Dom is right back to his old tricks, robbing freight trucks and taking some serious measures to ensure he gets gas in his car, but this time he is in the Dominican Republic. Dom in the Dom, who could ask for something better? Well, The writers for one. Back in LA Dom’s obviously lesbian girlfriend Letty (Michele Rodriguez) gets killed, you guessed it, street racing. Dom finds out about her death from his sister Mia, who Brian O’Conner is still in love with, and he’s also still in the FBI.
A drug dealer ultimately kills Letty, so Dom and Brian go undercover and try to take down the drug lord and get vengeance for Letty. Dom finds out that Letty was working for Brian in the FBI as an informant, and he kicks Paul Walker’s ass because it’s his fault she’s dead. Cry.
After taking down the drug lord and having another race that leaves cars in pieces, Brian tries to let Dom go again, but Torretto has had enough of running and turns himself in to the FBI. He is sentenced to 25 to life in prison and as he loads a prisoner transport bus, Mia and Brian pull up and break him out. So much for the FBI.
2011: Fast Five: Or The Greatest Film OF ALL-TIME
It’s very strange to think that someone green-lit 4 of these movies before this one, and this one seems to be the best one yet. How the Franchise survived the first 3 movies is really beyond me, but after the 4th one (Fast & Furious) it seems to have gone through a rebirth.
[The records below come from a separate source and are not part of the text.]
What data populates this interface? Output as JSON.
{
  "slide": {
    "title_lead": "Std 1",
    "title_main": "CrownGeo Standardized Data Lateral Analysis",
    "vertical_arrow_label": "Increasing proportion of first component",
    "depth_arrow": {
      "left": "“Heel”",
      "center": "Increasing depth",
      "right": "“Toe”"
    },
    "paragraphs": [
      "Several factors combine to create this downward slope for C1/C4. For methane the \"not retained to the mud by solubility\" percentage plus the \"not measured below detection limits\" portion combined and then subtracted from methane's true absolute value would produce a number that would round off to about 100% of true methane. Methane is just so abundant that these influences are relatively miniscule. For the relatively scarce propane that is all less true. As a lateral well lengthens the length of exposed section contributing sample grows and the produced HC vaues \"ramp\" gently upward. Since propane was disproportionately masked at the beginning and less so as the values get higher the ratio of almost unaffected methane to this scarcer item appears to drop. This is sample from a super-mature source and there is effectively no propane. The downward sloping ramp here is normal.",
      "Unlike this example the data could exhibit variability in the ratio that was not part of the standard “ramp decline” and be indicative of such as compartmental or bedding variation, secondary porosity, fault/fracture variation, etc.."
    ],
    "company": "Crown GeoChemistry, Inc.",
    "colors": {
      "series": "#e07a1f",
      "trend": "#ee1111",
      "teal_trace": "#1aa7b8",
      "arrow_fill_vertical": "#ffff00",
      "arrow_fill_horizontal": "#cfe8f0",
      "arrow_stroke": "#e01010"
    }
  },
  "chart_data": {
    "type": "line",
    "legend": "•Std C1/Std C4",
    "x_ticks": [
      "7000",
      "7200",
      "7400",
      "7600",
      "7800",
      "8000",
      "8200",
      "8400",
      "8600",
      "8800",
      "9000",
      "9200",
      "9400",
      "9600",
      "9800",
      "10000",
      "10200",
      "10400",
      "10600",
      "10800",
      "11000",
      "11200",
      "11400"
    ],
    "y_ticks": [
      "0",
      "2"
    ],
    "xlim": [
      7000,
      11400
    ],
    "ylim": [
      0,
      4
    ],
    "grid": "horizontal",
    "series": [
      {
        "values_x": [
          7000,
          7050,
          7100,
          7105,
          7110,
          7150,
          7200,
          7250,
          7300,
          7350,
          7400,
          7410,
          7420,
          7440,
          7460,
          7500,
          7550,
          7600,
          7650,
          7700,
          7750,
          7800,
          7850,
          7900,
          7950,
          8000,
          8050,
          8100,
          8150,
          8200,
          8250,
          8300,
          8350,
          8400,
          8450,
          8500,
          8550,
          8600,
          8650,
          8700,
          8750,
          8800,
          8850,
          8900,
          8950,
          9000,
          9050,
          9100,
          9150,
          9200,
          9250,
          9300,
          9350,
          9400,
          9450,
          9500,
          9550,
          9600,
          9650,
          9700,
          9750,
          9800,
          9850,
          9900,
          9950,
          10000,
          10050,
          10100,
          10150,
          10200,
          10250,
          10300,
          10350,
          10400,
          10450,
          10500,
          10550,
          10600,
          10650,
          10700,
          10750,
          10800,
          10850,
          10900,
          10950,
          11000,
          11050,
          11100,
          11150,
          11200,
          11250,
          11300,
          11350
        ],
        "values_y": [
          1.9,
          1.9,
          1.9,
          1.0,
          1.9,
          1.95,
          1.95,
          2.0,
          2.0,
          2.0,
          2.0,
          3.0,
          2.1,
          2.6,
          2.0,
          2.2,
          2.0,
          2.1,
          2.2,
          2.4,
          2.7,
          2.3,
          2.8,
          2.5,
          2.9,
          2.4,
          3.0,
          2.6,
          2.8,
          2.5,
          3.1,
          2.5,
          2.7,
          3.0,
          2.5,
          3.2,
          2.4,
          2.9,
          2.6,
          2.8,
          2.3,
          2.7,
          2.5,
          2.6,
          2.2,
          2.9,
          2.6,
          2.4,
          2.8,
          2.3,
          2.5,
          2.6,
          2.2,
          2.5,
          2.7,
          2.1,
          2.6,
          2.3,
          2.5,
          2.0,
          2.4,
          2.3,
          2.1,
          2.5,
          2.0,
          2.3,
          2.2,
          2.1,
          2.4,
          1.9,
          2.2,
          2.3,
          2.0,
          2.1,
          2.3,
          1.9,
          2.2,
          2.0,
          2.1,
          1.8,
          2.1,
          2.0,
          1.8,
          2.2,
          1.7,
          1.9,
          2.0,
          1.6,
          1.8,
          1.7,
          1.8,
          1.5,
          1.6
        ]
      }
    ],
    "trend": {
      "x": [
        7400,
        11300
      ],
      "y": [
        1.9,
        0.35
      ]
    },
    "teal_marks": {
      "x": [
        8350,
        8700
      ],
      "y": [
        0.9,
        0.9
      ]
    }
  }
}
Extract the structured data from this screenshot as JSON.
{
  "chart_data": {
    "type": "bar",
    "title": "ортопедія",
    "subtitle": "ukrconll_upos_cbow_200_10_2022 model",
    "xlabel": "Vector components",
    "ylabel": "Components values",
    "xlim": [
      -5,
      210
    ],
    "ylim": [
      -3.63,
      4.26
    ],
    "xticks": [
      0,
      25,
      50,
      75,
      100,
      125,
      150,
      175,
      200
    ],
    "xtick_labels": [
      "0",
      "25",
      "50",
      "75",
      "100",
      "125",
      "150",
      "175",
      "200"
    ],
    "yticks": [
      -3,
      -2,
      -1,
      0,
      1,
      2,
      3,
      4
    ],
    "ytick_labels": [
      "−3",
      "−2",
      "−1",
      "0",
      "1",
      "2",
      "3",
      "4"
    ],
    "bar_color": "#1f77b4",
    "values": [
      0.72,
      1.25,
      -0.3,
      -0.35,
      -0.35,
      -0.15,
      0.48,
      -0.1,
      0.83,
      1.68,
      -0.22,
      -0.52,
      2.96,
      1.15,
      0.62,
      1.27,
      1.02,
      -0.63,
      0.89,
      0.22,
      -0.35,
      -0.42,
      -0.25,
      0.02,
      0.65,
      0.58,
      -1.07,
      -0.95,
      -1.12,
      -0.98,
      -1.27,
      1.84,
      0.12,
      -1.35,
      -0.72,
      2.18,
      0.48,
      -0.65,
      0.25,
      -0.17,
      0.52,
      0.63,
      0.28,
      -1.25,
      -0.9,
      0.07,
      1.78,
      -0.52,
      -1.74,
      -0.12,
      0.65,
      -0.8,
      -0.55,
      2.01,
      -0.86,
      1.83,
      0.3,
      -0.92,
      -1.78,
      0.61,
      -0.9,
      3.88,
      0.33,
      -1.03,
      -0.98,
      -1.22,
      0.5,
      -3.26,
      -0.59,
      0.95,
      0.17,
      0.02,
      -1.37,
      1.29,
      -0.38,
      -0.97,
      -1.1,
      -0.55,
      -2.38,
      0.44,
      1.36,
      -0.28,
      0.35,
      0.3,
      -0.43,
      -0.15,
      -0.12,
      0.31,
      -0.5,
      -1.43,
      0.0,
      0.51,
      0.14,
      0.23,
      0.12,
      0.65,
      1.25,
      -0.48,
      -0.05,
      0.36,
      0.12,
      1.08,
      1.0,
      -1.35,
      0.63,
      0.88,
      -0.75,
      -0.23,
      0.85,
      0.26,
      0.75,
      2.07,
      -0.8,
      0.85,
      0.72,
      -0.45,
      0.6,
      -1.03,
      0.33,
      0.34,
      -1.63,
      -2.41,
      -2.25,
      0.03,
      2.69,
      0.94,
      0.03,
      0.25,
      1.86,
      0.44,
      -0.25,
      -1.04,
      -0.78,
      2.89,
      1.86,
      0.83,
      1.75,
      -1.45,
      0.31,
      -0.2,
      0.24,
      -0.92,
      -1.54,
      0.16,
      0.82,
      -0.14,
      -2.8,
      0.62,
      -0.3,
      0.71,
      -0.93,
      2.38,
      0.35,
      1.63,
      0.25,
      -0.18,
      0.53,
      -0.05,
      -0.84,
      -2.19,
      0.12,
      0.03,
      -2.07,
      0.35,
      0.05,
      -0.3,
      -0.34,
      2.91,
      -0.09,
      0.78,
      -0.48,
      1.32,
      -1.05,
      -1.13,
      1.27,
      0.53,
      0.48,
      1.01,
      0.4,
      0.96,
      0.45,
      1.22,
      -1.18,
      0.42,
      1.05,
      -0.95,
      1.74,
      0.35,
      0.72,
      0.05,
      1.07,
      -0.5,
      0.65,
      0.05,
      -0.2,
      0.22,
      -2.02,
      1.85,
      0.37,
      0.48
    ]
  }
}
No longer are these movies full of jabronies, and candy assed FBI agents, no sir. We are now looking at the birth of The Most Electrifying Man In Sports Entertainment.
Enter: The Rock.
Ill go on record here and say that no, I haven’t watched wresting since long before the WWF became the WWE, and that has no baring on my opinion of the man formerly known as The Rock, The Brahma Bull, Dwayne Johnson.
It is clear that the street racing aspect of these movies has taken a back seat and given way to the action and high flying stunt show that is now a power house franchise for the 18-35 year old crowd. Brian and Dom are back in the mix, doing what they do in Brazil. They get called up for a simple job by, you guessed it, a drug lord. They are tasked with stealing 3 cars off a train that is being guarded by DEA agents. Things go wrong, and the drug lords’ henchmen kill the DEA agents, but the crimes are pinned on Brian, Mia, and Dom.
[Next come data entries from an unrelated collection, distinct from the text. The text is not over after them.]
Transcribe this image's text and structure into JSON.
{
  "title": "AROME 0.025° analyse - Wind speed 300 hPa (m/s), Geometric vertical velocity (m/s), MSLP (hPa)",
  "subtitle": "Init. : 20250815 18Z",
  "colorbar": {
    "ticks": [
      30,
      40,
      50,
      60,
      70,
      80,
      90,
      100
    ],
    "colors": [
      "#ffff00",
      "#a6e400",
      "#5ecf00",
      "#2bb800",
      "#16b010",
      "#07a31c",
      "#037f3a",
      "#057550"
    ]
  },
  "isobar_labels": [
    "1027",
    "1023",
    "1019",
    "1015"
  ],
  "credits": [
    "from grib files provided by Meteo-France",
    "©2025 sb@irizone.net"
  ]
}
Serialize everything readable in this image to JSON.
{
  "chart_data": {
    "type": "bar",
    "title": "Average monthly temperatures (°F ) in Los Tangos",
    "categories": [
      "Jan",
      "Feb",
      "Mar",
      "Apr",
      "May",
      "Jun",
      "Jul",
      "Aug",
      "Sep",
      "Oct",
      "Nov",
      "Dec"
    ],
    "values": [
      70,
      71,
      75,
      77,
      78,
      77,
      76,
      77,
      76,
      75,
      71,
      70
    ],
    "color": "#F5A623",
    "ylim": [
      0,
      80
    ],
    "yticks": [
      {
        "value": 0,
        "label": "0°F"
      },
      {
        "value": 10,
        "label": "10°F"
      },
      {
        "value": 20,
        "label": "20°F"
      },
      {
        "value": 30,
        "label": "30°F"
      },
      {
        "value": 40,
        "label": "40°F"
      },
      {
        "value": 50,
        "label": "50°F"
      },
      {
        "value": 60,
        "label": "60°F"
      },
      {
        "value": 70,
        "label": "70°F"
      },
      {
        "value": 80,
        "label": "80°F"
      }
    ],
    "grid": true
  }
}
We all know the USA doesn’t take too kindly to outsiders killing their agents, so they send in DSS agent Luke Hobbs (Dwayne “The Rock” Johnson) to find and capture or kill those responsible for the deaths of the DEA agents. Hobbs captures Brian, Dom and Mia and is transporting them back to the USA, when the drug lord Hernan Reyes (Joaquim de Almeida) sends his men to kill them all. Hobbs escapes with the help of his one-time prisoners, and then joins their team to take down Hernan Reyes and steal all of his money.
Even though Hobbs sides with his fugitives for the battle against Hernan Reyes, ultimately he is a true patriot and can’t let them go. But he does give the gang a 24 hour head start before he begins hunting them again.
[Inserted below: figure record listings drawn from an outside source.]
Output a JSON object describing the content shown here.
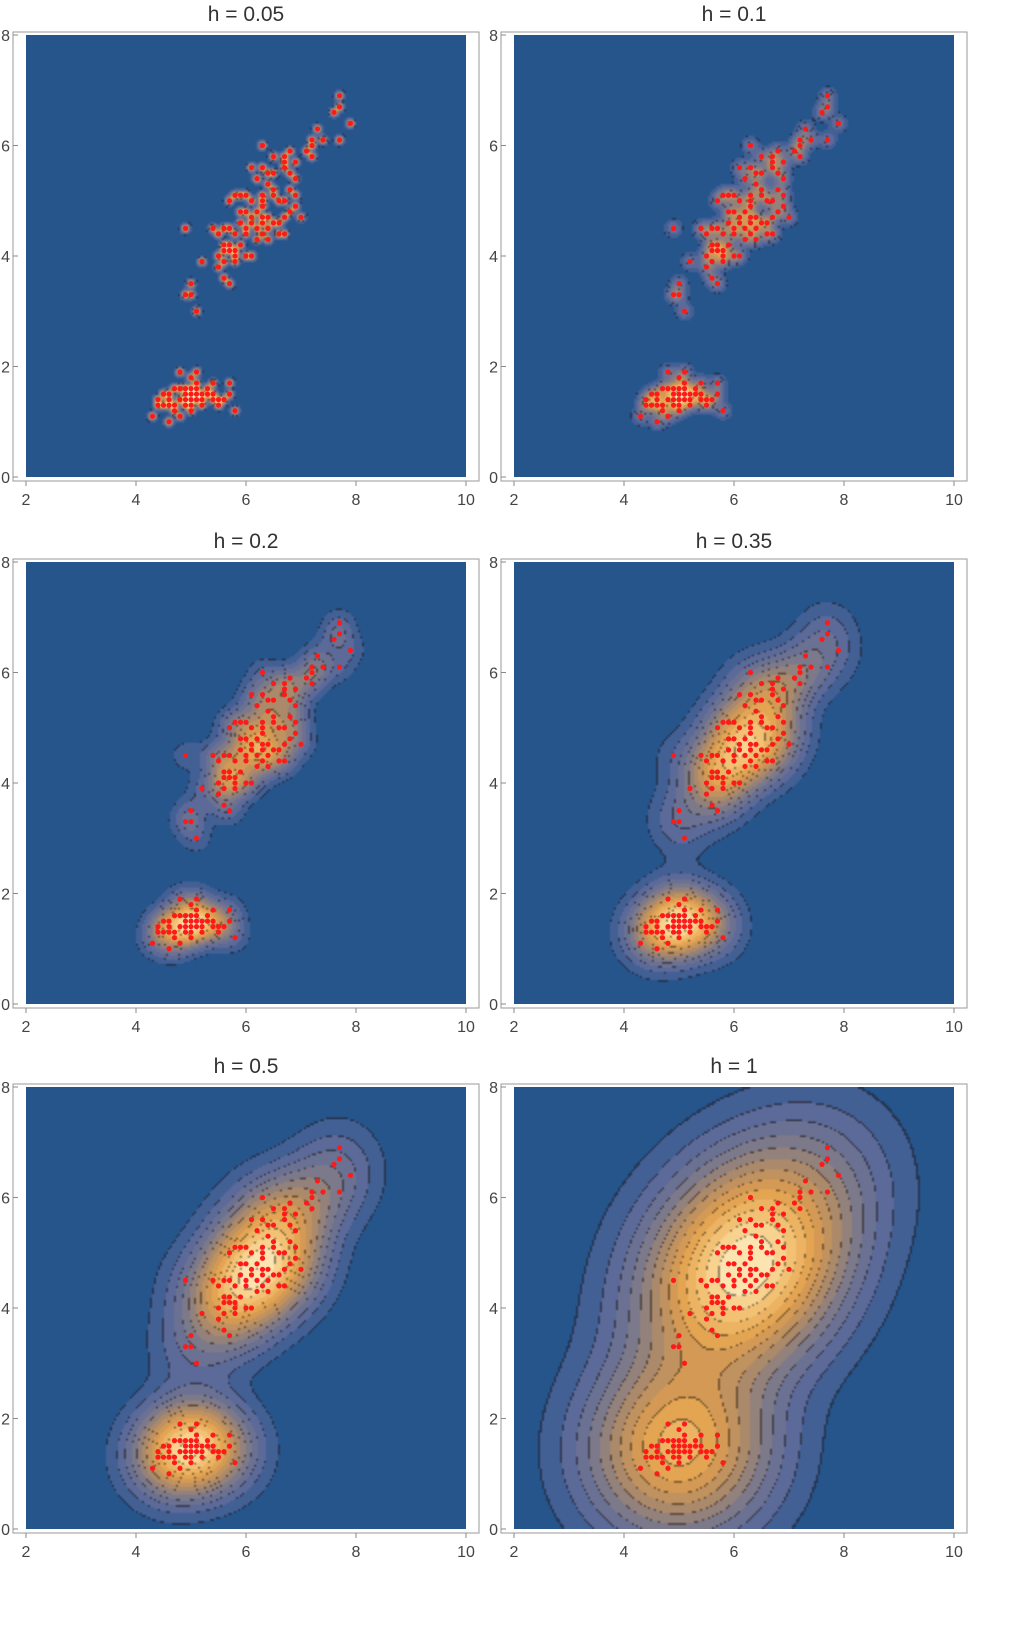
{
  "chart_data": [
    {
      "type": "contour",
      "title": "h = 0.05",
      "bandwidth": 0.05,
      "xlim": [
        2,
        10
      ],
      "ylim": [
        0,
        8
      ],
      "xticks": [
        "2",
        "4",
        "6",
        "8",
        "10"
      ],
      "yticks": [
        "0",
        "2",
        "4",
        "6",
        "8"
      ],
      "grid": false,
      "legend": "none"
    },
    {
      "type": "contour",
      "title": "h = 0.1",
      "bandwidth": 0.1,
      "xlim": [
        2,
        10
      ],
      "ylim": [
        0,
        8
      ],
      "xticks": [
        "2",
        "4",
        "6",
        "8",
        "10"
      ],
      "yticks": [
        "0",
        "2",
        "4",
        "6",
        "8"
      ],
      "grid": false,
      "legend": "none"
    },
    {
      "type": "contour",
      "title": "h = 0.2",
      "bandwidth": 0.2,
      "xlim": [
        2,
        10
      ],
      "ylim": [
        0,
        8
      ],
      "xticks": [
        "2",
        "4",
        "6",
        "8",
        "10"
      ],
      "yticks": [
        "0",
        "2",
        "4",
        "6",
        "8"
      ],
      "grid": false,
      "legend": "none"
    },
    {
      "type": "contour",
      "title": "h = 0.35",
      "bandwidth": 0.35,
      "xlim": [
        2,
        10
      ],
      "ylim": [
        0,
        8
      ],
      "xticks": [
        "2",
        "4",
        "6",
        "8",
        "10"
      ],
      "yticks": [
        "0",
        "2",
        "4",
        "6",
        "8"
      ],
      "grid": false,
      "legend": "none"
    },
    {
      "type": "contour",
      "title": "h = 0.5",
      "bandwidth": 0.5,
      "xlim": [
        2,
        10
      ],
      "ylim": [
        0,
        8
      ],
      "xticks": [
        "2",
        "4",
        "6",
        "8",
        "10"
      ],
      "yticks": [
        "0",
        "2",
        "4",
        "6",
        "8"
      ],
      "grid": false,
      "legend": "none"
    },
    {
      "type": "contour",
      "title": "h = 1",
      "bandwidth": 1,
      "xlim": [
        2,
        10
      ],
      "ylim": [
        0,
        8
      ],
      "xticks": [
        "2",
        "4",
        "6",
        "8",
        "10"
      ],
      "yticks": [
        "0",
        "2",
        "4",
        "6",
        "8"
      ],
      "grid": false,
      "legend": "none"
    }
  ],
  "points": [
    [
      4.3,
      1.1
    ],
    [
      4.4,
      1.3
    ],
    [
      4.4,
      1.4
    ],
    [
      4.5,
      1.3
    ],
    [
      4.5,
      1.5
    ],
    [
      4.6,
      1.4
    ],
    [
      4.6,
      1.3
    ],
    [
      4.6,
      1.5
    ],
    [
      4.7,
      1.3
    ],
    [
      4.7,
      1.6
    ],
    [
      4.8,
      1.4
    ],
    [
      4.8,
      1.6
    ],
    [
      4.8,
      1.9
    ],
    [
      4.8,
      1.1
    ],
    [
      4.9,
      1.4
    ],
    [
      4.9,
      1.5
    ],
    [
      4.9,
      1.6
    ],
    [
      5.0,
      1.2
    ],
    [
      5.0,
      1.3
    ],
    [
      5.0,
      1.4
    ],
    [
      5.0,
      1.5
    ],
    [
      5.0,
      1.6
    ],
    [
      5.0,
      1.8
    ],
    [
      5.1,
      1.4
    ],
    [
      5.1,
      1.5
    ],
    [
      5.1,
      1.7
    ],
    [
      5.1,
      1.9
    ],
    [
      5.2,
      1.4
    ],
    [
      5.2,
      1.5
    ],
    [
      5.3,
      1.5
    ],
    [
      5.4,
      1.4
    ],
    [
      5.4,
      1.5
    ],
    [
      5.4,
      1.7
    ],
    [
      5.5,
      1.3
    ],
    [
      5.5,
      1.4
    ],
    [
      5.7,
      1.5
    ],
    [
      5.7,
      1.7
    ],
    [
      5.8,
      1.2
    ],
    [
      5.1,
      1.6
    ],
    [
      4.9,
      1.3
    ],
    [
      5.2,
      1.3
    ],
    [
      5.6,
      1.4
    ],
    [
      4.6,
      1.0
    ],
    [
      5.3,
      1.6
    ],
    [
      4.7,
      1.2
    ],
    [
      4.9,
      4.5
    ],
    [
      4.9,
      3.3
    ],
    [
      5.0,
      3.5
    ],
    [
      5.0,
      3.3
    ],
    [
      5.1,
      3.0
    ],
    [
      5.2,
      3.9
    ],
    [
      5.4,
      4.5
    ],
    [
      5.5,
      4.0
    ],
    [
      5.5,
      4.4
    ],
    [
      5.5,
      3.8
    ],
    [
      5.6,
      3.6
    ],
    [
      5.6,
      3.9
    ],
    [
      5.6,
      4.1
    ],
    [
      5.6,
      4.2
    ],
    [
      5.6,
      4.5
    ],
    [
      5.7,
      3.5
    ],
    [
      5.7,
      4.2
    ],
    [
      5.7,
      4.5
    ],
    [
      5.7,
      4.1
    ],
    [
      5.7,
      5.0
    ],
    [
      5.8,
      3.9
    ],
    [
      5.8,
      4.0
    ],
    [
      5.8,
      4.1
    ],
    [
      5.8,
      5.1
    ],
    [
      5.9,
      4.2
    ],
    [
      5.9,
      4.8
    ],
    [
      5.9,
      5.1
    ],
    [
      6.0,
      4.0
    ],
    [
      6.0,
      4.5
    ],
    [
      6.0,
      5.1
    ],
    [
      6.0,
      4.8
    ],
    [
      6.1,
      4.0
    ],
    [
      6.1,
      4.7
    ],
    [
      6.1,
      4.6
    ],
    [
      6.1,
      5.6
    ],
    [
      6.2,
      4.3
    ],
    [
      6.2,
      4.5
    ],
    [
      6.2,
      5.4
    ],
    [
      6.3,
      4.4
    ],
    [
      6.3,
      4.7
    ],
    [
      6.3,
      4.9
    ],
    [
      6.3,
      5.0
    ],
    [
      6.3,
      5.1
    ],
    [
      6.3,
      5.6
    ],
    [
      6.3,
      6.0
    ],
    [
      6.4,
      4.3
    ],
    [
      6.4,
      4.5
    ],
    [
      6.4,
      5.3
    ],
    [
      6.4,
      5.5
    ],
    [
      6.5,
      4.6
    ],
    [
      6.5,
      5.1
    ],
    [
      6.5,
      5.2
    ],
    [
      6.5,
      5.5
    ],
    [
      6.5,
      5.8
    ],
    [
      6.6,
      4.4
    ],
    [
      6.6,
      4.6
    ],
    [
      6.7,
      4.4
    ],
    [
      6.7,
      4.7
    ],
    [
      6.7,
      5.0
    ],
    [
      6.7,
      5.6
    ],
    [
      6.7,
      5.7
    ],
    [
      6.7,
      5.8
    ],
    [
      6.8,
      4.8
    ],
    [
      6.8,
      5.5
    ],
    [
      6.8,
      5.9
    ],
    [
      6.9,
      4.9
    ],
    [
      6.9,
      5.1
    ],
    [
      6.9,
      5.4
    ],
    [
      6.9,
      5.7
    ],
    [
      7.0,
      4.7
    ],
    [
      7.1,
      5.9
    ],
    [
      7.2,
      5.8
    ],
    [
      7.2,
      6.0
    ],
    [
      7.2,
      6.1
    ],
    [
      7.3,
      6.3
    ],
    [
      7.4,
      6.1
    ],
    [
      7.6,
      6.6
    ],
    [
      7.7,
      6.1
    ],
    [
      7.7,
      6.7
    ],
    [
      7.7,
      6.9
    ],
    [
      7.9,
      6.4
    ],
    [
      6.0,
      4.4
    ],
    [
      6.1,
      5.0
    ],
    [
      6.4,
      4.7
    ],
    [
      6.6,
      5.0
    ],
    [
      5.9,
      4.6
    ],
    [
      6.2,
      4.8
    ],
    [
      6.8,
      5.2
    ],
    [
      5.8,
      4.4
    ],
    [
      6.3,
      4.6
    ]
  ]
}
2013: Fast 6: The Chupacabra.
I can think of very few movie franchises with a part 6, even less of those that I actually want to see. With the exception of James Bond and Harry Potter, anything after 4 is normally horrible. Halloween is a key example of this.
However in 2013, something amazing has happened. Universal has managed to make a trilogy that rocks, out of a trilogy that was a little flaccid. While this is actually part 6, it gives you the feel of a part 3, a highly anticipated part 3 that is sure to thrill and entertain you for the entire summer. No, I don’t expect any kind of Oscar worthy acting performances from Paul Walker or Vin Diesel, or The Rock for that matter. What I do expect is about 95 minutes of limited edition cars, ass kicking, and more explosions then even Michael Bay could handle. With a larger budget, more extravagant locations and from what I’ve seen – an amazing stable of cars, that sadly have little chance of making it out alive – I cant wait to buckle up for another ride in the Torretto Wagon.
With part 7 already in the works, could this be The Neverending Story we’ve all hoped for?